Если представить весь тогдашний мир, мы увидим страны не меньшего, может быть, а большего социально-политического рабства (Турция, Персия, Китай), но солнце просвещения стоит над ними в ту пору довольно низко: господа и рабы там как бы скреплены общей цепью застоя… Легко найдем на карте XVIII века и края более «просвещенные», куда Петр ездил учиться; но такого рабства, как в России, они не знали, развивались не столь взрывчато, и пропасть между дворцом и хижиной была заполнена «мещанством», «третьим сословием», буржуазией с ее мануфактурами и компаниями…

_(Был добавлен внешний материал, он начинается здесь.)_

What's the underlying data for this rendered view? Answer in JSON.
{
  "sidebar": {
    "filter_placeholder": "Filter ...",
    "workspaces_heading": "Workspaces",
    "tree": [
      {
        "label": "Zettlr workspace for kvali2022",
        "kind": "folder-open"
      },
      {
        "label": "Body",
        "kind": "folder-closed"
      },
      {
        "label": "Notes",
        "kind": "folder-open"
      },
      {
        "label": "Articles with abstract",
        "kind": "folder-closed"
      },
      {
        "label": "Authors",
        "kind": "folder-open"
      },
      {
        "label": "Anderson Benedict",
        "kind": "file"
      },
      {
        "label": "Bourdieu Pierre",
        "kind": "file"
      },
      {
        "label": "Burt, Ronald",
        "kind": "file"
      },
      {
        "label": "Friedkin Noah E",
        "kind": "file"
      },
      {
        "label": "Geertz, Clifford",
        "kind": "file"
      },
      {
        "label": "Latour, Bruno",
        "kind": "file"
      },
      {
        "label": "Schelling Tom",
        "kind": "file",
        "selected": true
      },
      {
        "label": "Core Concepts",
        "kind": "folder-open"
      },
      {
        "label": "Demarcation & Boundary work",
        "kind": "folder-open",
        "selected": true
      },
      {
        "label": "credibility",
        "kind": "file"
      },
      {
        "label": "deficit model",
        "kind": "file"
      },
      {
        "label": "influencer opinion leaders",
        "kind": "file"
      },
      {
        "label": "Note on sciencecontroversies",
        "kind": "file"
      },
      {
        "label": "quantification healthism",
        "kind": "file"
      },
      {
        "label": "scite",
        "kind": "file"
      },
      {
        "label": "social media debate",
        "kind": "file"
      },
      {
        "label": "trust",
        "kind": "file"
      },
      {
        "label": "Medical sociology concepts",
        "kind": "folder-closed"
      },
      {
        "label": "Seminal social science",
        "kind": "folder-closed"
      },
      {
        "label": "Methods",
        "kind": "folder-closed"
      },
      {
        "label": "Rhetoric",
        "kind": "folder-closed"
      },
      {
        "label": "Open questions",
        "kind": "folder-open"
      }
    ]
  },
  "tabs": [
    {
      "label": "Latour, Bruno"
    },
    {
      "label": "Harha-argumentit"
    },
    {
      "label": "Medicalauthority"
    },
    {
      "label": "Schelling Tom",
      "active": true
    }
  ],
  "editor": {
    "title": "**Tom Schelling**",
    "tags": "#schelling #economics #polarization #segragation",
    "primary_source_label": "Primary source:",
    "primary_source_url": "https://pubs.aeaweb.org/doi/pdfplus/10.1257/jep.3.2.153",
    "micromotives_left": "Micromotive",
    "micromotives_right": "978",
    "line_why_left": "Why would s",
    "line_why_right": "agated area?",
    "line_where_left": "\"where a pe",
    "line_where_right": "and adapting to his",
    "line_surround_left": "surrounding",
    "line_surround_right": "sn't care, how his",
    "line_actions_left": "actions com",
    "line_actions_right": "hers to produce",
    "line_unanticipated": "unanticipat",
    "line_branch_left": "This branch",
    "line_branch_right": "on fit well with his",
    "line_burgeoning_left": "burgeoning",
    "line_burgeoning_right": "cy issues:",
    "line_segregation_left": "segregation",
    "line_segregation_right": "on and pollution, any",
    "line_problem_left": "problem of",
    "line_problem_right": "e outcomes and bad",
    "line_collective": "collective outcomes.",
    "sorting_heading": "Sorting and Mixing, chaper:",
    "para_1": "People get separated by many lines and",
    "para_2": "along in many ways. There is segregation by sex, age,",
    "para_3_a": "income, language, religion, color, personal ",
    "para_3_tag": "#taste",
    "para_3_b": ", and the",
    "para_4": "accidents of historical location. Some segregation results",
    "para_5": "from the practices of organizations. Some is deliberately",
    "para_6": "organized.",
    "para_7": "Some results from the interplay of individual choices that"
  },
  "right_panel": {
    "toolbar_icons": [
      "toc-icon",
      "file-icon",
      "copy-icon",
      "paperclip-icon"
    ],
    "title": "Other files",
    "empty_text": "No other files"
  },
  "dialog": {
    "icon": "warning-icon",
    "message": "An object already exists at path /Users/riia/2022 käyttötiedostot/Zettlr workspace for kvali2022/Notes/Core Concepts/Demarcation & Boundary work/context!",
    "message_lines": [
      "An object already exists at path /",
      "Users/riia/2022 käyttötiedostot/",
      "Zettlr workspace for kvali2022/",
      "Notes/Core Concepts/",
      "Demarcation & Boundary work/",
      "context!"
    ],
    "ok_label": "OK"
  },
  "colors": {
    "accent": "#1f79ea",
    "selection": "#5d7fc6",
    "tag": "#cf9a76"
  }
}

В России же купец – либо еще не оплативший волю крепостной Савва Морозов (чья «мануфактурная фабрика» в Зуеве основана в 1797 году, когда он еще был крепостным ткачом); либо Демидов, успевший получить дворянство и все крепостнические права, или таковой же прадед Н. Н. Пушкиной Гончаров; либо купчики вольные, некрупные, мечтающие попасть в Демидовы, но пока что робкие: такие, кого тамбовский комендант Григорьев за плохой товар «бил из своих рук натурально тростью по всей их одежде» (ЦГВИА, ф. 8, on. 10199, № 530, 1800 г.). Система, которая, как знаем по гоголевскому «Ревизору», и полвека спустя не слишком переменится.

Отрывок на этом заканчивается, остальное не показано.